Monthly electricity consumption in the three urban agglomerations in 2019, as well as details in various land use types. (a) represents the monthly electricity consumption of the three urban agglomerations. The YRD’s electricity consumption outstrips that of the PRD and BTH, a trend driven by its superior GDP of 29.03 trillion yuan, driven by Shanghai and three prosperous provinces, compared to the PRD’s 7.8 trillion yuan and BTH’s 6.9 trillion yuan. (b,d) Represent the monthly electricity consumption of the three urban agglomerations under different land use types in streamgraph.

This study creates a high spatio-temporal resolution electricity data for China, effectively filling an important data gap. The dataset reveals the intricate dynamics of electricity consumption, providing a reliable data support for sustainable development research. Future studies can use this data to explore diverse energy scenarios, optimize prediction models, and formulate strategies to shift the world toward a more sustainable and efficient energy future.

Uncertainties and limitations

There are several aspects of uncertainties in this study. Firstly, we mainly use socio-economic and environmental variables to estimate electricity consumption, without fully considering geographic factors. This may limit the model’s ability to comprehensively capture the electricity consumption patterns in diverse regions, such as the differences of electricity consumption in southern and northern China due to heating and cooling demands. Northern cities have higher heating demands in winter, while southern cities have higher cooling demands in summer50. Although our model considers temperature data, it cannot directly reflect these seasonal differences. Future study should consider more geography-related variables, such as Heating Degree Days (HDD) and Cooling Degree Days (CDD)51. In addition, regional modeling can be performed based on climate zones to reduce geographic uncertainty and improve model accuracy.
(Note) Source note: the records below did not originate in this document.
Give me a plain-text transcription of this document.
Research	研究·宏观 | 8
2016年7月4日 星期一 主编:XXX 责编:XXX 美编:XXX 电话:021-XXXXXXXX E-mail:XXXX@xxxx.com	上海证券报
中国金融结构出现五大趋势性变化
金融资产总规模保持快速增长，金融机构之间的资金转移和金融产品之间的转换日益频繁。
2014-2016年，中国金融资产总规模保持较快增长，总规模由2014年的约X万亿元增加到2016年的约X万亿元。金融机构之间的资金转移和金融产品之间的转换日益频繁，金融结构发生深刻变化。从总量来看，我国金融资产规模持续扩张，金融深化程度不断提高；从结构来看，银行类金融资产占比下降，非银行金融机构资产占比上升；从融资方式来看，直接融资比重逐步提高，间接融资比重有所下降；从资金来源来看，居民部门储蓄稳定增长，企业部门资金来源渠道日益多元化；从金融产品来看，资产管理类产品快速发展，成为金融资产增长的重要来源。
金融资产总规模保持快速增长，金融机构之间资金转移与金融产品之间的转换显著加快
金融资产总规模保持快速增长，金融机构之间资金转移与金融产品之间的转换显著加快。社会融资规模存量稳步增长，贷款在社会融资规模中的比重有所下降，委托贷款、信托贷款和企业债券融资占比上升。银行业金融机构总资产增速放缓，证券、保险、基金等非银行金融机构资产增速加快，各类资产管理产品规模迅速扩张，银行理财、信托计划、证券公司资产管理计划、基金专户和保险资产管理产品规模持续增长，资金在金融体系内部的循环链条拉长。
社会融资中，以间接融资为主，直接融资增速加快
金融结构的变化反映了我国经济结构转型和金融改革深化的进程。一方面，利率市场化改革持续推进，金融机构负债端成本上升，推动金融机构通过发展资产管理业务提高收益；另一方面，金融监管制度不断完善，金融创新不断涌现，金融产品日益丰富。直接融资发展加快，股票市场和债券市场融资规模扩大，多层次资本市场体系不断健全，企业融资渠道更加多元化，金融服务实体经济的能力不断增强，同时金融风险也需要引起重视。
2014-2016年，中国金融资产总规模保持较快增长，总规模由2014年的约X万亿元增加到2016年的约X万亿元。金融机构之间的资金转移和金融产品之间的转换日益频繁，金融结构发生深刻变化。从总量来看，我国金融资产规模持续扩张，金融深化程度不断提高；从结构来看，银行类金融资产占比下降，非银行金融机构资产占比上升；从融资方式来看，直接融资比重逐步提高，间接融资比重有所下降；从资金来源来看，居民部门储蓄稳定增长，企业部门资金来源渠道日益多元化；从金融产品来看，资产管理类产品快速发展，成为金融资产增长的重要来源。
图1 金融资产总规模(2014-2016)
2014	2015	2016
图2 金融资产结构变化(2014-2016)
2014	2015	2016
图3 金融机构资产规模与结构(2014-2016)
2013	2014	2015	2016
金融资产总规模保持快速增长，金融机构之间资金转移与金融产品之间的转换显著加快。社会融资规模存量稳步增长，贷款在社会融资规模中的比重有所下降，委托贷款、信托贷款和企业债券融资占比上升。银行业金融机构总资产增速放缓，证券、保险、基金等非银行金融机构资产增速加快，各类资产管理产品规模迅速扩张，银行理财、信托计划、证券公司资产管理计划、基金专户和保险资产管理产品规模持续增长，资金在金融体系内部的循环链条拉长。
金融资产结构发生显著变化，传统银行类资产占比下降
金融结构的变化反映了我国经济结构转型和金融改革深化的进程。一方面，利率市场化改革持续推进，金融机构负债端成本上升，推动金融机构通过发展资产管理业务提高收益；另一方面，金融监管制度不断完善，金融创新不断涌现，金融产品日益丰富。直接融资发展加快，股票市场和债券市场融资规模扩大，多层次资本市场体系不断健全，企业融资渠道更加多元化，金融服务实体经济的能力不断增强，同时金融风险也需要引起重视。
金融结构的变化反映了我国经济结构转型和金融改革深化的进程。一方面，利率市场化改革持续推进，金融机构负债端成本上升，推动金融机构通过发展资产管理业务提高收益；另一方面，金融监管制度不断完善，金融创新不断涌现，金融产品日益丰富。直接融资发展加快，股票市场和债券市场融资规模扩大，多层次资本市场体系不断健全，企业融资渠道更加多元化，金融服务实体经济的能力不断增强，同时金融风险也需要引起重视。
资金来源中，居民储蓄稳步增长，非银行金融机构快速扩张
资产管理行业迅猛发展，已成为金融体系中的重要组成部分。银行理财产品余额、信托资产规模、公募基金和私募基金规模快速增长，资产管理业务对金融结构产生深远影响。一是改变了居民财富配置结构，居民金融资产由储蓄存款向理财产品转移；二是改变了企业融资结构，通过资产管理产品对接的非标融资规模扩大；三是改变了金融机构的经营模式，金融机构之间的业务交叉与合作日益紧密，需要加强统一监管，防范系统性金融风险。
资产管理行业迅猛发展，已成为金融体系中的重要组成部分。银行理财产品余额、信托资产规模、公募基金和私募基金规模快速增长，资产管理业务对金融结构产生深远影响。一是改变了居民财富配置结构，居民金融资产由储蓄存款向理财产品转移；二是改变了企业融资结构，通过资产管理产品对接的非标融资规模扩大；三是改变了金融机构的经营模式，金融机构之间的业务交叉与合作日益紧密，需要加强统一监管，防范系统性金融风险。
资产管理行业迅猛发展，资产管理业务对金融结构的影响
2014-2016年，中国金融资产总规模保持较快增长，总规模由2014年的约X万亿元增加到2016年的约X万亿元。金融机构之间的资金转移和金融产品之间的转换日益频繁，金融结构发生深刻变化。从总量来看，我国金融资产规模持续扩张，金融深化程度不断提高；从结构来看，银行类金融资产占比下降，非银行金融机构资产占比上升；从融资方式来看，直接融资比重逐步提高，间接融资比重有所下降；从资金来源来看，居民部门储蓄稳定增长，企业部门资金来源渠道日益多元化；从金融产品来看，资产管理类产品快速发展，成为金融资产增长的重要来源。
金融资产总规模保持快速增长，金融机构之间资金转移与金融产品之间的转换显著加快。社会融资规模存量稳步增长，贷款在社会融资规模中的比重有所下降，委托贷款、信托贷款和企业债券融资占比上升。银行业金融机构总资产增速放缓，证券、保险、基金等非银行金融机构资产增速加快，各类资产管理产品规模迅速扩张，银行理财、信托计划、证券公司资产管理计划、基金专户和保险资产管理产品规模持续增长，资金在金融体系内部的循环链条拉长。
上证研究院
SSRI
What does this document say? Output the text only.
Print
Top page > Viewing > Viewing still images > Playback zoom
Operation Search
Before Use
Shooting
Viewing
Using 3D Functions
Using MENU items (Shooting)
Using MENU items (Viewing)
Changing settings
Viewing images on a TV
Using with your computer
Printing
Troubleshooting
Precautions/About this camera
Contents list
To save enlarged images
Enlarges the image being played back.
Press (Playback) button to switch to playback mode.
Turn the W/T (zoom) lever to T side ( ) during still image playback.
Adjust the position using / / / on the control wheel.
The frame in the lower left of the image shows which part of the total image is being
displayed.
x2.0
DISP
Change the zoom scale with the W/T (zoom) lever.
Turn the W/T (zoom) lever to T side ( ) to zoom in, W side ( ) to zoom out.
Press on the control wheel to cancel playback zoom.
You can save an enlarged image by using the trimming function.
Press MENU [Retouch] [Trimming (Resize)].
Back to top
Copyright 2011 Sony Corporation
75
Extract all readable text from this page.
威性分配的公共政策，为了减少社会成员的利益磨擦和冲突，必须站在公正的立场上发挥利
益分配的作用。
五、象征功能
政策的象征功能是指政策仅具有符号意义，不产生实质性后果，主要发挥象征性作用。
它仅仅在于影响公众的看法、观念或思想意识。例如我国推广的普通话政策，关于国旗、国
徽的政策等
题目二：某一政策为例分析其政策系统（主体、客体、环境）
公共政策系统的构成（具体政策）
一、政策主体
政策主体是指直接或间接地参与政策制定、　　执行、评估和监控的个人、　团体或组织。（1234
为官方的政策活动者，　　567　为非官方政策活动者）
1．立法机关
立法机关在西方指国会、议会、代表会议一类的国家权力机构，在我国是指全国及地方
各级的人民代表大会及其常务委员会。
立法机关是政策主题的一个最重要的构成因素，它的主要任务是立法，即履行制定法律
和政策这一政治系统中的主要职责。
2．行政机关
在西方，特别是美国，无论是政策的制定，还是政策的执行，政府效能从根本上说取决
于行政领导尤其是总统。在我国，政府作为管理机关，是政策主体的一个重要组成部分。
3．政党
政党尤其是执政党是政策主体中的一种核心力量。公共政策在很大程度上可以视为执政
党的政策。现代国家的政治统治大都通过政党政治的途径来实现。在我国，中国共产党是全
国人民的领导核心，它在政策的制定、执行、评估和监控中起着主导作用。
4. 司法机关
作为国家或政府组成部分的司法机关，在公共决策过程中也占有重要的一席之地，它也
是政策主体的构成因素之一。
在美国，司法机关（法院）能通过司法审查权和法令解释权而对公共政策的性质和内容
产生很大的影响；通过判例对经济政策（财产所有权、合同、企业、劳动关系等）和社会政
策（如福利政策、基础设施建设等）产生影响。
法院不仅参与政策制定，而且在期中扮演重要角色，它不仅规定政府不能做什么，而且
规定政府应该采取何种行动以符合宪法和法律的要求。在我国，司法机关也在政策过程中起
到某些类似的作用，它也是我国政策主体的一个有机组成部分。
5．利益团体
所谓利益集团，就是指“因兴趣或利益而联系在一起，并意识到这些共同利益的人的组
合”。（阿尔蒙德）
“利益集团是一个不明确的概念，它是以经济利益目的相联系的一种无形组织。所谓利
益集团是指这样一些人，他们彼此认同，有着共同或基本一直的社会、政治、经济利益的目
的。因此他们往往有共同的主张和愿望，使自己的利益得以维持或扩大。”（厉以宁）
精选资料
The input dataset uncertainty also challenged this study. Although we considered variables with full-coverage and availability as much as possible, there are also some relevant data not included. For example, we combined land use data in analysis but without integrating it into the downscaling model, which could improve the results52. Energy prices and types should also be considered. Moreover, the spatio-temporal differences in the original variables (e.g., the GHSL data spans 5 years) may affect the results. However, the unavailability of spatio-temporal datasets limits the integration of these data in this study. Currently, our dataset covers 2012 to 2019 at the 1 km × 1 km scale. In the future, we will continue to focus on the availability of relevant data, optimize our approach by incorporating more valuable data and dynamically update the spatio-temporal scales of the dataset.